Dr Treacy looks back on his friend’s death with a mixture of sadness and regret.
“Ultimately, it was the loss of a friend whom I was only beginning to get to really know. We were due to go to Africa to arrange a HIV concert in Cape Town, and to Los Angeles to meet some of his other American friends,” Dr Treacy said.
Both men shared the same humanitarian interests, especially in Africa, and had been planning to stage a HIV charity concert in Cape Town. During these negotiations, at one point, Jackson passed the phone to Dr Treacy with none other than Nelson Mandela on the other end of the line.

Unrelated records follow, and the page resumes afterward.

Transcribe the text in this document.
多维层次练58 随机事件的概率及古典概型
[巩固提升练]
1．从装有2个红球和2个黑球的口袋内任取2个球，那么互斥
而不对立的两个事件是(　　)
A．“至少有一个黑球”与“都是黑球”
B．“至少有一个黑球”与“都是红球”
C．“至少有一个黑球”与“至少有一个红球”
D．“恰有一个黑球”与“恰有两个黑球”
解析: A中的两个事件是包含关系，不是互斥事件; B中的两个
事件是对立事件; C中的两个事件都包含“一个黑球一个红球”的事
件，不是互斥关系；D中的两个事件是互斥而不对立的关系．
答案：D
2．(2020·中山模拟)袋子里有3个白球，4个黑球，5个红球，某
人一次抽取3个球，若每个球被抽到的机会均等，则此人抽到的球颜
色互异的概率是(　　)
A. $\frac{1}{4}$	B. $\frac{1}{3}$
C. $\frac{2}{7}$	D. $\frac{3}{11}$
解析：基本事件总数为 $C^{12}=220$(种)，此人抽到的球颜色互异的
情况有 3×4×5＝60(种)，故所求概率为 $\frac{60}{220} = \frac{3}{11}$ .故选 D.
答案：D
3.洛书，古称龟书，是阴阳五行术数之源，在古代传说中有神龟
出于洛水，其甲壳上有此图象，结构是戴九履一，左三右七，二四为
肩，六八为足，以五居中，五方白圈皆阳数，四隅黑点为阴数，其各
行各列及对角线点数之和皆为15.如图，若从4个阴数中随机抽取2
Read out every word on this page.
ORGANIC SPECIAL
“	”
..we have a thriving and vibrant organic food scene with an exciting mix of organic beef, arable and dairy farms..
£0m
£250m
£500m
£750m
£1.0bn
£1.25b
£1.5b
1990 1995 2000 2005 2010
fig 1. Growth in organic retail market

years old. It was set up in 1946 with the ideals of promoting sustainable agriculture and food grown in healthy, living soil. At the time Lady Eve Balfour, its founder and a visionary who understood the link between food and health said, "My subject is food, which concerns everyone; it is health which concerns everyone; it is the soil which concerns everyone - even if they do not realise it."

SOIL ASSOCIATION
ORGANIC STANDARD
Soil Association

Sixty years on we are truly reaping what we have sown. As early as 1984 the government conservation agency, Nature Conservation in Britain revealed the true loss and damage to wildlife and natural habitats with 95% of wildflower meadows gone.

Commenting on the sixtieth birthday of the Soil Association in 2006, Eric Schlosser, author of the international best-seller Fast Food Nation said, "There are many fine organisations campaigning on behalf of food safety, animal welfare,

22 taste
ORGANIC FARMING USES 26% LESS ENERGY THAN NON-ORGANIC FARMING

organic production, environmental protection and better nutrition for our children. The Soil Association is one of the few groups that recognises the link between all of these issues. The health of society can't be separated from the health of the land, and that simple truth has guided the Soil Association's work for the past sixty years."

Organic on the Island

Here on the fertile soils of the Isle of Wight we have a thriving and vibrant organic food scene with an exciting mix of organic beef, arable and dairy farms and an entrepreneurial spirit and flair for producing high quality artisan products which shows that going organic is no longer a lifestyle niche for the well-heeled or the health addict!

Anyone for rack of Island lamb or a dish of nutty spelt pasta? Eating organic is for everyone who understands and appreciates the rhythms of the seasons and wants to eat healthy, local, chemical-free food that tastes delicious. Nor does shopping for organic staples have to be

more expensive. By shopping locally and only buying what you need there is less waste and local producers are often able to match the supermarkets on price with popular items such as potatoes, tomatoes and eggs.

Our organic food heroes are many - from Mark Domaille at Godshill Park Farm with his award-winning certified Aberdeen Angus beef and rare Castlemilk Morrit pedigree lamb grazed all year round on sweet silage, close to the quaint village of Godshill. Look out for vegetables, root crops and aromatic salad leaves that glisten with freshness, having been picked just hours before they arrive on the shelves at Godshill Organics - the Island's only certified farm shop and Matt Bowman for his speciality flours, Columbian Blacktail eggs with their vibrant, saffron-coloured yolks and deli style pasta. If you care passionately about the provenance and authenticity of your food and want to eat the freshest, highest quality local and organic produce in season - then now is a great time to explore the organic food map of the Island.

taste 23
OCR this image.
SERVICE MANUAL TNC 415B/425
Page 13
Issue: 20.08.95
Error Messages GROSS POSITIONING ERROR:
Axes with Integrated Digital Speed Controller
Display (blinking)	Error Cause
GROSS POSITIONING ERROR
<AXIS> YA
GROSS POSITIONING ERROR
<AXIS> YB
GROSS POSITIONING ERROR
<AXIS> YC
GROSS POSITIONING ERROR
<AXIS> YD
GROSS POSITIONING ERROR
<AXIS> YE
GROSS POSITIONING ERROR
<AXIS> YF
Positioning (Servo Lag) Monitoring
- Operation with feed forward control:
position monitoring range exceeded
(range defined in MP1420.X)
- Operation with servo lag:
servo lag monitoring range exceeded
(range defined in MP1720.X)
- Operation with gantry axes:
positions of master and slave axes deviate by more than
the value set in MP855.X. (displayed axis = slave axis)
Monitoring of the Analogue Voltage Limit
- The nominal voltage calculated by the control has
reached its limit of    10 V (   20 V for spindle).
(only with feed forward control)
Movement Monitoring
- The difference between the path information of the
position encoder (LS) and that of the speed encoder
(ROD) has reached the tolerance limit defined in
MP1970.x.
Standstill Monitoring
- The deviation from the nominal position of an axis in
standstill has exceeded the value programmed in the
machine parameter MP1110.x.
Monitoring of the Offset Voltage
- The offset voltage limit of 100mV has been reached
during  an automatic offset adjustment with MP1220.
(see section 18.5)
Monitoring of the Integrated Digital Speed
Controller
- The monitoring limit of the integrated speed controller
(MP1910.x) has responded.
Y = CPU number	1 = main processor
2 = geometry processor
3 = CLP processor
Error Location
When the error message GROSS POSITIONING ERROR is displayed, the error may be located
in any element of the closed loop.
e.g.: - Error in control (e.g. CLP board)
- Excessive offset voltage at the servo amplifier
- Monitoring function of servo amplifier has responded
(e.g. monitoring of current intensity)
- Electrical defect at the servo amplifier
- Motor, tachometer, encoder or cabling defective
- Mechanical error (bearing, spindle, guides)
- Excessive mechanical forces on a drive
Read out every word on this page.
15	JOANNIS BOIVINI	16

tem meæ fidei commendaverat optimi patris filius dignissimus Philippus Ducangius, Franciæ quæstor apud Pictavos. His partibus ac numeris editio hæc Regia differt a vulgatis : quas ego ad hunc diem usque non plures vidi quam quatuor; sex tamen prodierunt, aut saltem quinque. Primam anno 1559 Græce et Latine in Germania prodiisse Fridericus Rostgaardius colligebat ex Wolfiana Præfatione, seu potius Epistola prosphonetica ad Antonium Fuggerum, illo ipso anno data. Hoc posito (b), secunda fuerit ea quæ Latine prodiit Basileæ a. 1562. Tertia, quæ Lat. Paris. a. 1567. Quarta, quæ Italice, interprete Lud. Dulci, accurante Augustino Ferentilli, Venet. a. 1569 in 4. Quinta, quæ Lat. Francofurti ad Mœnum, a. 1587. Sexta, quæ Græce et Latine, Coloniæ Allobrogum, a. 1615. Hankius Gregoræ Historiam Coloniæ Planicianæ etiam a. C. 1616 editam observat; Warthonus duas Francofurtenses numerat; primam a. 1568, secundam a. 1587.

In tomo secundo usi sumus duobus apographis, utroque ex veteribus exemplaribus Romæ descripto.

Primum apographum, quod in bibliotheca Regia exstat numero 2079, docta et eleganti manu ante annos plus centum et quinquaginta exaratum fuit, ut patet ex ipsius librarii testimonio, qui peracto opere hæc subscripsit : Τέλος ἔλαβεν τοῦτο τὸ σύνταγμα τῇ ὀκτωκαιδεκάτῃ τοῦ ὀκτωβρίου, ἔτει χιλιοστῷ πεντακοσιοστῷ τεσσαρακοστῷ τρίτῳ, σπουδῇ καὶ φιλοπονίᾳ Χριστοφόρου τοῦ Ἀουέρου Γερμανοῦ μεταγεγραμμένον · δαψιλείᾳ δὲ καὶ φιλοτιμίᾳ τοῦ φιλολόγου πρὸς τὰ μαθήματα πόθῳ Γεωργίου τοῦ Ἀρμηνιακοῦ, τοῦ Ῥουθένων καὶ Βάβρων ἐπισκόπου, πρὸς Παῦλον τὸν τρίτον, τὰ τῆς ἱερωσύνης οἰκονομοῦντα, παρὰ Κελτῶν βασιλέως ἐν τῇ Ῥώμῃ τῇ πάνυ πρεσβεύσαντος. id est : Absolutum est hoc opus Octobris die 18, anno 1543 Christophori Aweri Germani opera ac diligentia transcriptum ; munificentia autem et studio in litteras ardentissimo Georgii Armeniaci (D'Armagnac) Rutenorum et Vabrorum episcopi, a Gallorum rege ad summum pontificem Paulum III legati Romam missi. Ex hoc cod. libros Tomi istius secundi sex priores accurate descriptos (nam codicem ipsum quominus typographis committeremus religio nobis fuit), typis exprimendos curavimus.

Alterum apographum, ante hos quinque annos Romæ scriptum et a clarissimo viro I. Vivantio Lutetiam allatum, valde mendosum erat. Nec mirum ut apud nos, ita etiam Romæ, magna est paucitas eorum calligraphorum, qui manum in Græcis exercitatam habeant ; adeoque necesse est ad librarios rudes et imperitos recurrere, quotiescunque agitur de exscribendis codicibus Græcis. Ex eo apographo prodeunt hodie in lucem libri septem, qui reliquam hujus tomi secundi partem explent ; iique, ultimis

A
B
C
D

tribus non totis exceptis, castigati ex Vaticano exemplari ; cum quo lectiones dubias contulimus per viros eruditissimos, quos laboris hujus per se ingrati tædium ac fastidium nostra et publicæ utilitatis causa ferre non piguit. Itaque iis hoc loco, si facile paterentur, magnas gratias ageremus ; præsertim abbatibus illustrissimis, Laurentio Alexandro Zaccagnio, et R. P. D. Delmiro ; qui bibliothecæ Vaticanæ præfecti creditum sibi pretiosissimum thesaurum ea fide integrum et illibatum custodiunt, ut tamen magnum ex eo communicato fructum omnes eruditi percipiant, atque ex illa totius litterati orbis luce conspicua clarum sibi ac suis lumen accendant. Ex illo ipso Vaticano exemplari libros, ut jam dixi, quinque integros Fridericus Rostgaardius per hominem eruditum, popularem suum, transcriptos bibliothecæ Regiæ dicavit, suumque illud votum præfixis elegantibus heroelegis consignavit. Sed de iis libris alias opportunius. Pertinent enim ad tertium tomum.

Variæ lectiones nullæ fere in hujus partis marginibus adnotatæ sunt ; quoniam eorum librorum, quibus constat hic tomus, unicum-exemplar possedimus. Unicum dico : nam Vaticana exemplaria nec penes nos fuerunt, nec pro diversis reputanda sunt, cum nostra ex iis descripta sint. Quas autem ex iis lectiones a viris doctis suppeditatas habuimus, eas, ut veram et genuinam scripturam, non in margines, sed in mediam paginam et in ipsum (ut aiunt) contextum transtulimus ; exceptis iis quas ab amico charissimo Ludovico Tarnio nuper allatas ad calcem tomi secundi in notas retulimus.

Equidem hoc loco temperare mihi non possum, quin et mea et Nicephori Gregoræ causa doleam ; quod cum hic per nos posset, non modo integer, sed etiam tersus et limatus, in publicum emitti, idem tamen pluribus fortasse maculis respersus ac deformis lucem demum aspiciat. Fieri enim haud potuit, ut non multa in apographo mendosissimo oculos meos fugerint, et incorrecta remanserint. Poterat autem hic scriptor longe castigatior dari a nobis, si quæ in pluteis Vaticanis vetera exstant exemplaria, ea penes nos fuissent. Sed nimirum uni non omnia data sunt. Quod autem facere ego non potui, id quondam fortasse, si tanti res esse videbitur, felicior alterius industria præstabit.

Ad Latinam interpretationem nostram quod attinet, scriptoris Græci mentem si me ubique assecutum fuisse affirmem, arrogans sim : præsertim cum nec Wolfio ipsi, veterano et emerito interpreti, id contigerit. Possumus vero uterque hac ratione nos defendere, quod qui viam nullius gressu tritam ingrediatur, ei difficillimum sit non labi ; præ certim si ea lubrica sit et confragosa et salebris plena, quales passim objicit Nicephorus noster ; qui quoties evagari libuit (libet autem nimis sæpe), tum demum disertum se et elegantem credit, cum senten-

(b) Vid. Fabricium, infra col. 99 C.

“My most memorable day (with him) probably was while treating Michael’s vitiligo – Nelson Mandela rang him, and he handed me the phone. I thought it was a concert promoter calling about the HIV concert we were organising in South Africa. Michael put his hand to his mouth, hurriedly pointed to the phone, and said, “It’s Madiba!”
Born in the 1950s, Dr Treacy grew up in Garrison where his parents ran a shop, garage, and filling station. He has had no contact with Jackson’s family since his death, but the Irish cosmetic surgeon expects to be hearing from the singer’s adoring fans over the weekend.